Nella prigione di Orano
Serse e Giulio vengono poi trasferiti a Orano insieme a molti arabi che devono essere giudicati dal Tribunale. Giulio è vicino a un ragazzo algerino, «sgusciante come un'anguilla», che aveva tentato di rapinare i francesi per finanziare i primi nuclei dei ribelli. Alla stazione di Sidi-bel-Abbés «c'è la madre del ragazzo. Si avvicina al figlio per abbracciarlo e un poliziotto pied-noir la colpisce con un pugno. La donna cade vicino alle ruote del treno e il ragazzo tenta di saltare addosso al poliziotto». Giulio affronta il pied-noir, che aveva già estratto la pistola per far fuori il giovane. Il poliziotto, «per paura o per evitare guai disciplinari, recede dal suo intento». Nella prigione di Orano, grazie anche a questo episodio, Giulio entra in contatto con altri ribelli, convive con due algerini condannati a morte, che cerca di aiutare come può. Per gli algerini, è «un arabo nato per caso in un paese lontano chiamato Italia». Ad Algeri, nella celebre prigione di Barberousse, dove si trova in attesa dell'estradizione, un nucleo arabo del costituendo Fronte di liberazione nazionale gli offre «di far parte dell'organizzazione».
Grazie a Terracini
Estradato in Italia, Salierno è condannato a trent'anni e tre di vigilanza speciale. In quei primi anni Cinquanta, in carcere entra solo il Corriere dello Sport e le difficoltà, «per uno che voleva capire e partiva dal nulla», sono notevoli. La vita dentro «è disumana». Salierno, aggirando l'occhiuta censura e destreggiandosi tra risse, rivolte e isolamento, fa ginnastica e legge tutto ciò che trova, storia e filosofia soprattutto. E i classici del marxismo.
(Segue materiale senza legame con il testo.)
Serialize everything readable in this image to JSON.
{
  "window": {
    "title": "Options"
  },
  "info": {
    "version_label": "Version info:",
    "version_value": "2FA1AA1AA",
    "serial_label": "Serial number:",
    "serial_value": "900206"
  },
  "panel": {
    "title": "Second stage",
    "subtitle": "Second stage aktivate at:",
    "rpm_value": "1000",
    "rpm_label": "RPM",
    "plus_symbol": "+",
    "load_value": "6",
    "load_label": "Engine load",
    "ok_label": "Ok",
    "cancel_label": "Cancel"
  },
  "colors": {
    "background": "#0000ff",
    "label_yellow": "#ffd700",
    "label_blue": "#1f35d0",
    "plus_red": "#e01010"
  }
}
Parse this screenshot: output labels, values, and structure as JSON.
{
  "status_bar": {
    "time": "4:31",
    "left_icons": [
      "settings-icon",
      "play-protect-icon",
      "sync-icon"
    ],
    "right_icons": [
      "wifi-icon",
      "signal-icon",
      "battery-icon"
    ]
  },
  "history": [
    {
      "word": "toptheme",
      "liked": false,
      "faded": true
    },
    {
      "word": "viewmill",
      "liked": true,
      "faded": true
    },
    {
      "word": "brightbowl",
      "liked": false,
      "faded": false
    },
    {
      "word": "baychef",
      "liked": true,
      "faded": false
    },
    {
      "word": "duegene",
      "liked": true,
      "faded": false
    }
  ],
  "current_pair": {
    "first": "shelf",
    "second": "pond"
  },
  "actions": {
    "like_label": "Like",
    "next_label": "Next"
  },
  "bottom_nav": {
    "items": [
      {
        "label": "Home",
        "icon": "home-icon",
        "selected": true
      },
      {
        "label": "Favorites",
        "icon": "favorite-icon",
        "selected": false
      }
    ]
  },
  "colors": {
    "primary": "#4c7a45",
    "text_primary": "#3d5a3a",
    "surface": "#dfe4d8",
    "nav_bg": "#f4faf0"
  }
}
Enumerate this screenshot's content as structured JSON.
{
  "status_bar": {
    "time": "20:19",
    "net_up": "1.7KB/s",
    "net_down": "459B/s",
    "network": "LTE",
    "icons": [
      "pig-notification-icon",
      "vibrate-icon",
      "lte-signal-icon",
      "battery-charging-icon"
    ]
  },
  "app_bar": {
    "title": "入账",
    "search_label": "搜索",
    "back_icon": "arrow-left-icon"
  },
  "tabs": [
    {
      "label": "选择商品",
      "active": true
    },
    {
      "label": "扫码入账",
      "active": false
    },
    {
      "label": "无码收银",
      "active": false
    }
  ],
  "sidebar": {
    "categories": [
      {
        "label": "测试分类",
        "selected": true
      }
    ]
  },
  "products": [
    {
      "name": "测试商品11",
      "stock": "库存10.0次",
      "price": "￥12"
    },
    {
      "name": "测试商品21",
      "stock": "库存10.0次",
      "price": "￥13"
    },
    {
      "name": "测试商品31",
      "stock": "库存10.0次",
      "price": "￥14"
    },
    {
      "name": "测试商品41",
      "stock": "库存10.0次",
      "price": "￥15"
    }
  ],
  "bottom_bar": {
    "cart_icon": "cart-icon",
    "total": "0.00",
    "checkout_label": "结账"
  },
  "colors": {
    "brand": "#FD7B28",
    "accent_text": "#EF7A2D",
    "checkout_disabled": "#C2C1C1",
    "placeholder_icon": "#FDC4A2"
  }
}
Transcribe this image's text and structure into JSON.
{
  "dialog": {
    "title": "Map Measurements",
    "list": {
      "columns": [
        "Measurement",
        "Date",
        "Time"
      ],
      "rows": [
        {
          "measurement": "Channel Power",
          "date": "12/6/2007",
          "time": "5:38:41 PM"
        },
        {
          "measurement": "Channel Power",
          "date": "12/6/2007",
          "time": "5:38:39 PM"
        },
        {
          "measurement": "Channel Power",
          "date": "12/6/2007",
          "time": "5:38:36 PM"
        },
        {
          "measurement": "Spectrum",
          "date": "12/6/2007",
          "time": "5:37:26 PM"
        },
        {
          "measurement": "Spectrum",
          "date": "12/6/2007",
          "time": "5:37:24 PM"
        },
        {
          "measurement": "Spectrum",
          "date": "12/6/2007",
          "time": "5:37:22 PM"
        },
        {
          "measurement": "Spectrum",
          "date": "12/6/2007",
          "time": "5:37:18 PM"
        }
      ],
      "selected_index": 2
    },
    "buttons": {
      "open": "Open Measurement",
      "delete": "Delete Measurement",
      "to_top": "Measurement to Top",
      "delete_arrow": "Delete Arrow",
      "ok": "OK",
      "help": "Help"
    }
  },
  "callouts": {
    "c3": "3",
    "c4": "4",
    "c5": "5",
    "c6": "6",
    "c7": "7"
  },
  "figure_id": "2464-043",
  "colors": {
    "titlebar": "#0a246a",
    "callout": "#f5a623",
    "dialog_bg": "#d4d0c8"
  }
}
Passa attraverso 22 prigioni, comprende «l'equivoco della socialità fascista», si accosta alla sinistra. Nel 1960, durante i moti popolari contro il governo Tambroni, è detenuto nel penale di Alessandria. Altri reclusi, ex noti partigiani, gli affidano «il comando dell'eventuale insurrezione». Liberato nel 1968, grazie anche a Umberto Terracini, trova un'Italia «profondamente mutata, cresciuta». S'impegna subito «contro ogni forma di esclusione ed emarginazione». Pubblica i suoi saggi, fonda, con Savelli, Radio Città Futura, la prima radio libera d'Europa. Conduce, assieme a Franco Basaglia, la lotta contro le istituzioni totali e manicomiali, si batte contro i regimi totalitari cileno e argentino, sostiene con forza che il vero cancro della società contemporanea è «il non saper rischiare per gli altri», documenta «la relazione diretta tra lotta armata e storia nazionale», insieme a Terracini promuove la riforma del sistema carcerario. Poi riprende l'attività sportiva, «non in palestra, in bicicletta».
E in bicicletta, nel 2002, alla vigilia della presentazione del suo ultimo lavoro per Einaudi, Fuori margine, finisce sotto una motoretta. «Il traffico di Roma - dice - è più pericoloso della Legione Straniera».